PRIVATISER LA BANQUE POSTALE


C’est la conséquence logique du rapport de la Cour des comptes sur la Banque postale. Et c’est ce qui met les syndicats en fureur. Bien entendu, la Cour des comptes est bien trop politiquement correcte pour demander explicitement cette privatisation. Elle se contente de pointer du doigt quelques problèmes de la Banque postale. Elle parle poliment de « handicaps ».

Ces handicaps fragiliseraient la jeune Banque postale, héritière en fait des services financiers de La Poste.
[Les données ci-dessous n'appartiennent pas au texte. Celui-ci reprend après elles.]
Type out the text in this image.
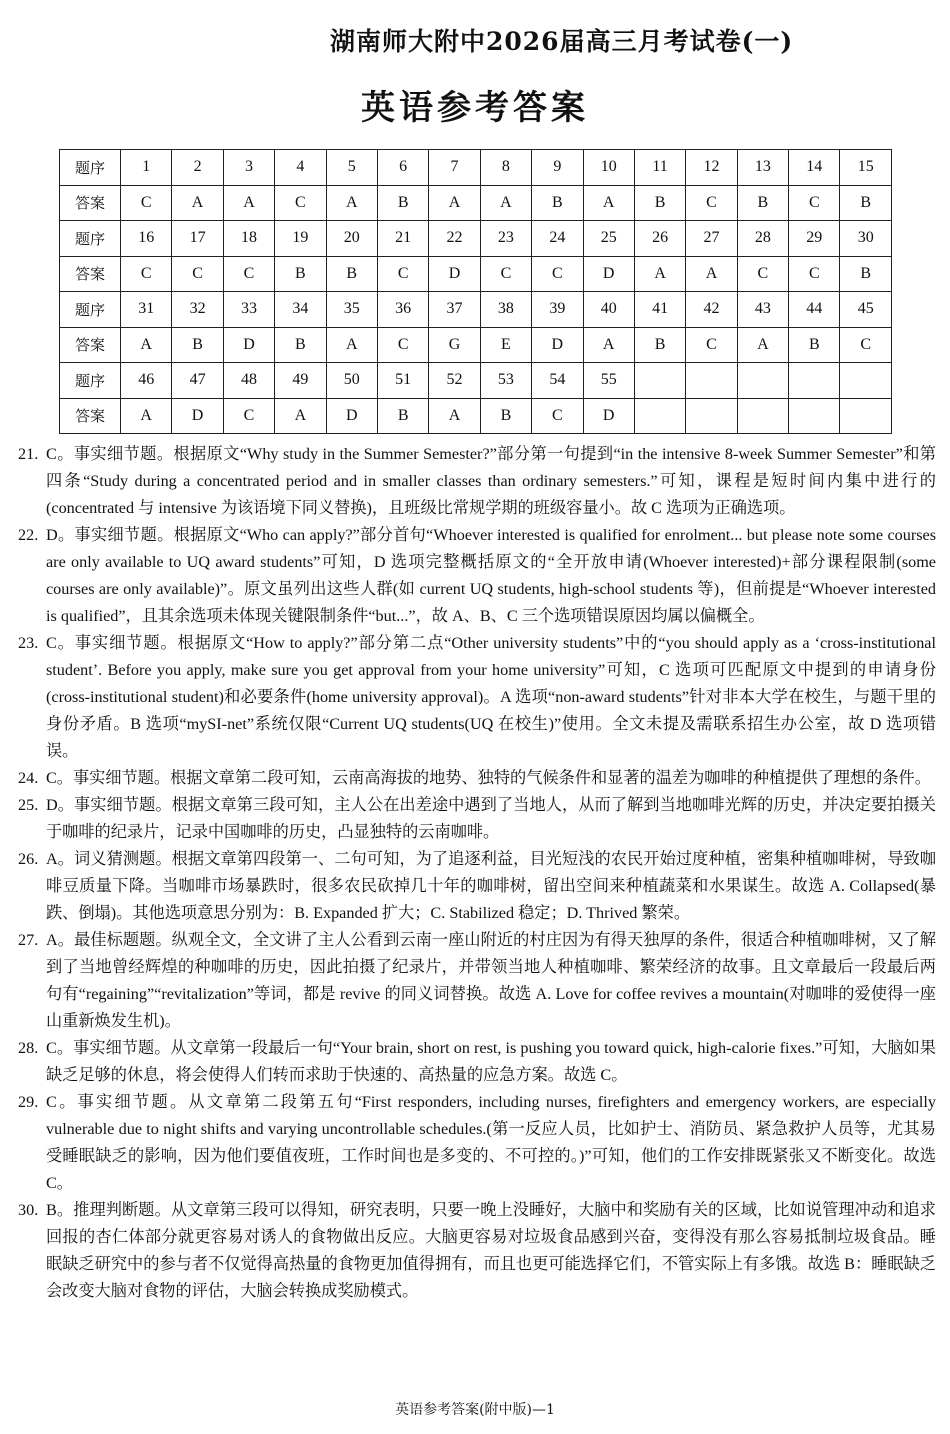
湖南师大附中2026届高三月考试卷(一)
英语参考答案
题序	1	2	3	4	5	6	7	8	9	10	11	12	13	14	15
答案	C	A	A	C	A	B	A	A	B	A	B	C	B	C	B
题序	16	17	18	19	20	21	22	23	24	25	26	27	28	29	30
答案	C	C	C	B	B	C	D	C	C	D	A	A	C	C	B
题序	31	32	33	34	35	36	37	38	39	40	41	42	43	44	45
答案	A	B	D	B	A	C	G	E	D	A	B	C	A	B	C
题序	46	47	48	49	50	51	52	53	54	55					
答案	A	D	C	A	D	B	A	B	C	D					
21. C。事实细节题。根据原文“Why study in the Summer Semester?”部分第一句提到“in the intensive 8-week Summer Semester”和第四条“Study during a concentrated period and in smaller classes than ordinary semesters.”可知，课程是短时间内集中进行的(concentrated 与 intensive 为该语境下同义替换)，且班级比常规学期的班级容量小。故 C 选项为正确选项。
22. D。事实细节题。根据原文“Who can apply?”部分首句“Whoever interested is qualified for enrolment... but please note some courses are only available to UQ award students”可知，D 选项完整概括原文的“全开放申请(Whoever interested)+部分课程限制(some courses are only available)”。原文虽列出这些人群(如 current UQ students, high-school students 等)，但前提是“Whoever interested is qualified”，且其余选项未体现关键限制条件“but...”，故 A、B、C 三个选项错误原因均属以偏概全。
23. C。事实细节题。根据原文“How to apply?”部分第二点“Other university students”中的“you should apply as a ‘cross-institutional student’. Before you apply, make sure you get approval from your home university”可知，C 选项可匹配原文中提到的申请身份(cross-institutional student)和必要条件(home university approval)。A 选项“non-award students”针对非本大学在校生，与题干里的身份矛盾。B 选项“mySI-net”系统仅限“Current UQ students(UQ 在校生)”使用。全文未提及需联系招生办公室，故 D 选项错误。
24. C。事实细节题。根据文章第二段可知，云南高海拔的地势、独特的气候条件和显著的温差为咖啡的种植提供了理想的条件。
25. D。事实细节题。根据文章第三段可知，主人公在出差途中遇到了当地人，从而了解到当地咖啡光辉的历史，并决定要拍摄关于咖啡的纪录片，记录中国咖啡的历史，凸显独特的云南咖啡。
26. A。词义猜测题。根据文章第四段第一、二句可知，为了追逐利益，目光短浅的农民开始过度种植，密集种植咖啡树，导致咖啡豆质量下降。当咖啡市场暴跌时，很多农民砍掉几十年的咖啡树，留出空间来种植蔬菜和水果谋生。故选 A. Collapsed(暴跌、倒塌)。其他选项意思分别为：B. Expanded 扩大；C. Stabilized 稳定；D. Thrived 繁荣。
27. A。最佳标题题。纵观全文，全文讲了主人公看到云南一座山附近的村庄因为有得天独厚的条件，很适合种植咖啡树，又了解到了当地曾经辉煌的种咖啡的历史，因此拍摄了纪录片，并带领当地人种植咖啡、繁荣经济的故事。且文章最后一段最后两句有“regaining”“revitalization”等词，都是 revive 的同义词替换。故选 A. Love for coffee revives a mountain(对咖啡的爱使得一座山重新焕发生机)。
28. C。事实细节题。从文章第一段最后一句“Your brain, short on rest, is pushing you toward quick, high-calorie fixes.”可知，大脑如果缺乏足够的休息，将会使得人们转而求助于快速的、高热量的应急方案。故选 C。
29. C。事实细节题。从文章第二段第五句“First responders, including nurses, firefighters and emergency workers, are especially vulnerable due to night shifts and varying uncontrollable schedules.(第一反应人员，比如护士、消防员、紧急救护人员等，尤其易受睡眠缺乏的影响，因为他们要值夜班，工作时间也是多变的、不可控的。)”可知，他们的工作安排既紧张又不断变化。故选 C。
30. B。推理判断题。从文章第三段可以得知，研究表明，只要一晚上没睡好，大脑中和奖励有关的区域，比如说管理冲动和追求回报的杏仁体部分就更容易对诱人的食物做出反应。大脑更容易对垃圾食品感到兴奋，变得没有那么容易抵制垃圾食品。睡眠缺乏研究中的参与者不仅觉得高热量的食物更加值得拥有，而且也更可能选择它们，不管实际上有多饿。故选 B：睡眠缺乏会改变大脑对食物的评估，大脑会转换成奖励模式。
英语参考答案(附中版)—1
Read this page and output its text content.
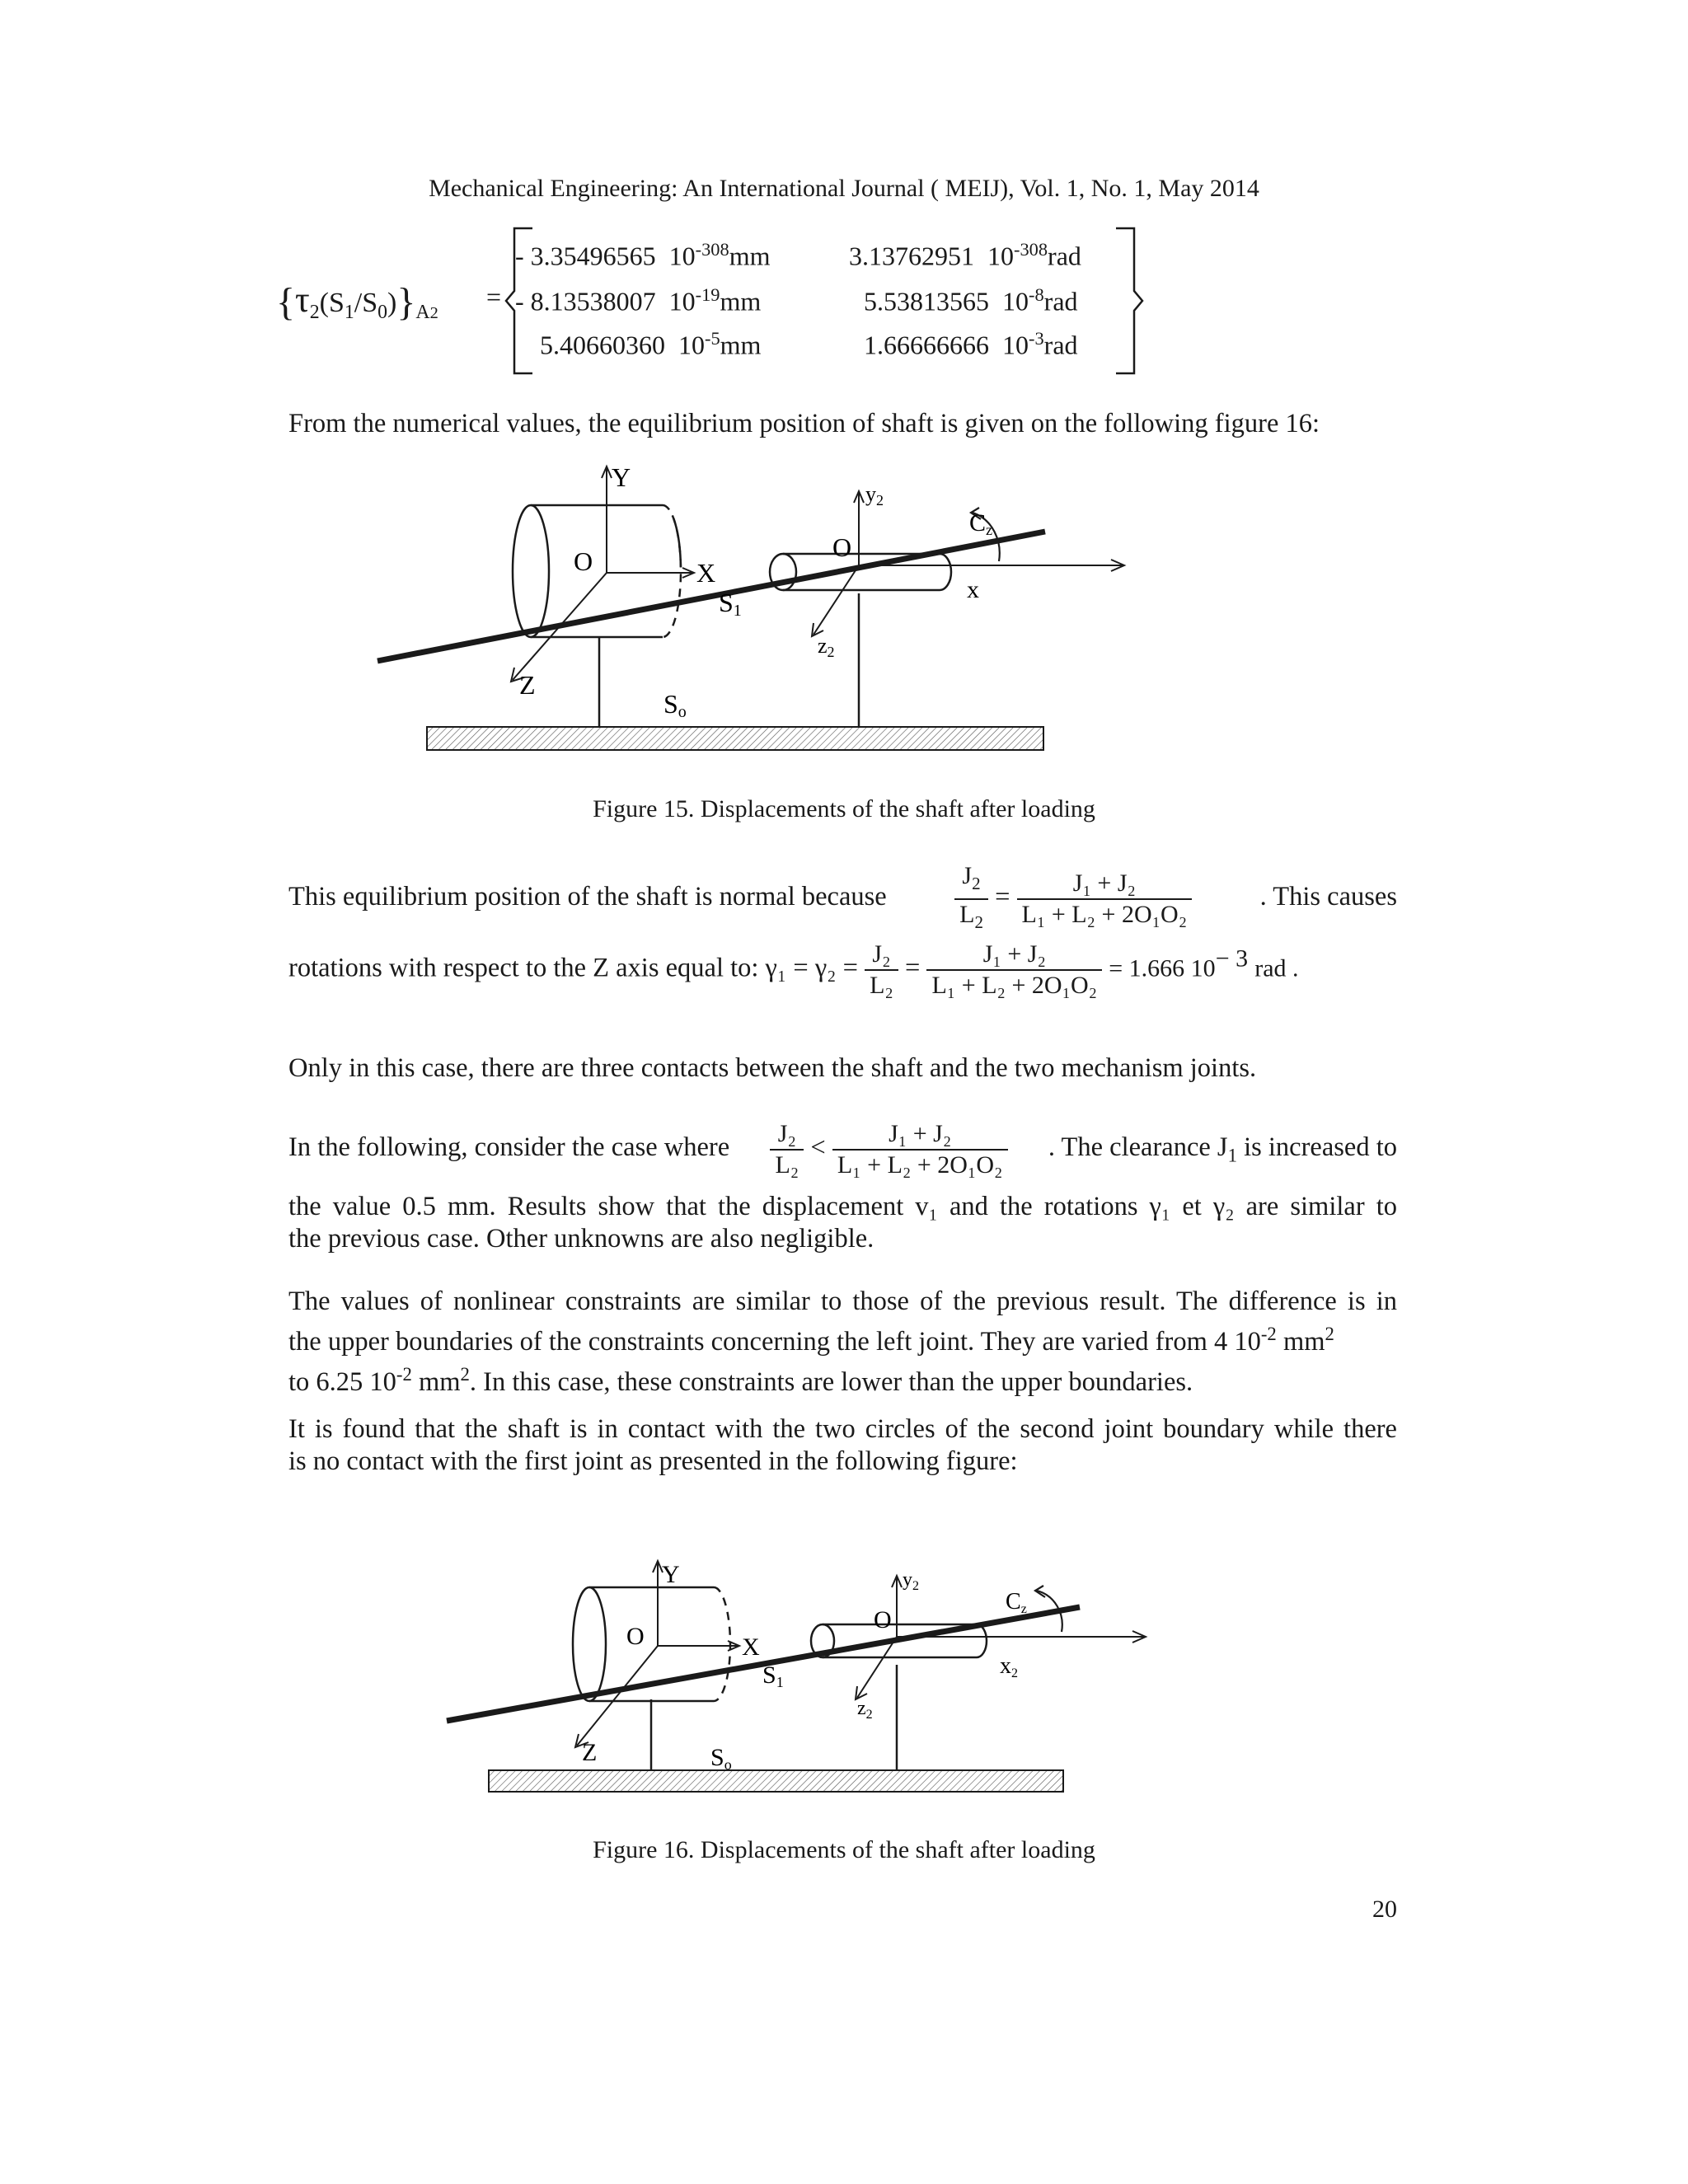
Mechanical Engineering: An International Journal ( MEIJ), Vol. 1, No. 1, May 2014
$\{\tau_2(S_1/S_0)\}_{A2}$
=
- 3.35496565 $10^{-308}mm$	3.13762951 $10^{-308}rad$
- 8.13538007 $10^{-19}mm$	5.53813565 $10^{-8}rad$
5.40660360 $10^{-5}mm$	1.66666666 $10^{-3}rad$
From the numerical values, the equilibrium position of shaft is given on the following figure 16:
Y
O	X
S1
Z
So
y2
O
Cz
x
z2
Figure 15. Displacements of the shaft after loading
This equilibrium position of the shaft is normal because	$\frac{J_2}{L_2} = \frac{\text{J₁ + J₂}}{\text{L₁ + L₂ + 2O₁O₂}}$	. This causes
rotations with respect to the Z axis equal to: $\gamma_1 = \gamma_2 = \frac{\text{J₂}}{\text{L₂}} = \frac{\text{J₁ + J₂}}{\text{L₁ + L₂ + 2O₁O₂}} = 1.666$ $10^{- 3}$ rad .
Only in this case, there are three contacts between the shaft and the two mechanism joints.
In the following, consider the case where $\frac{\text{J₂}}{\text{L₂}} < \frac{\text{J₁ + J₂}}{\text{L₁ + L₂ + 2O₁O₂}}$ . The clearance $J_1$ is increased to
the value 0.5 mm. Results show that the displacement v₁ and the rotations γ₁ et γ₂ are similar to
the previous case. Other unknowns are also negligible.
The values of nonlinear constraints are similar to those of the previous result. The difference is in
the upper boundaries of the constraints concerning the left joint. They are varied from 4 $10^{-2}$ $mm^2$
to 6.25 $10^{-2}$ $mm^2$. In this case, these constraints are lower than the upper boundaries.
It is found that the shaft is in contact with the two circles of the second joint boundary while there
is no contact with the first joint as presented in the following figure:
Y
O	X
S1
Z	So
$y_2$
O
Cz
x2
$z_2$
Figure 16. Displacements of the shaft after loading
20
Il s’agit avant tout de la « lourdeur du réseau de bureaux de poste » et des « coûts salariaux des fonctionnaires de La Poste ». Pour le réseau, la Cour affirme que s’il « répond à des préoccupations d’aménagement du territoire et de préservation du tissu économique en milieu rural, le réseau, dans sa configuration actuelle de 13 000 bureaux, constitue un handicap pour l’ensemble des activités commerciales de La Poste. Un réseau resserré suffirait aux activités commerciales et conjointes du courrier et de la Banque postale ». Et de fournir un tableau comparatif « des avantages et des handicaps de la Banque postale ».

En clair, tout cela est la survivance du temps du monopole et du « service public » et se trouve totalement incompatible avec les règles du jeu de la concurrence et d’une économie de marché. Comment faire fonctionner, sans aide artificielle, un réseau pléthorique et des agents ayant un statut de fonctionnaires et les coûts salariaux allant avec. En effet, « le coût moyen des fonctionnaires employés par La Poste, qu’il s'agisse de cadres ou d’agents, reste, après comme avant la réforme du financement de leurs retraites, supérieur à celui des salariés de droit privé exerçant des fonctions similaires ». De plus, la Banque postale reçoit pour sa gestion du livret A une commission de 1,3% sans rapport avec les coûts réels, beaucoup plus faibles.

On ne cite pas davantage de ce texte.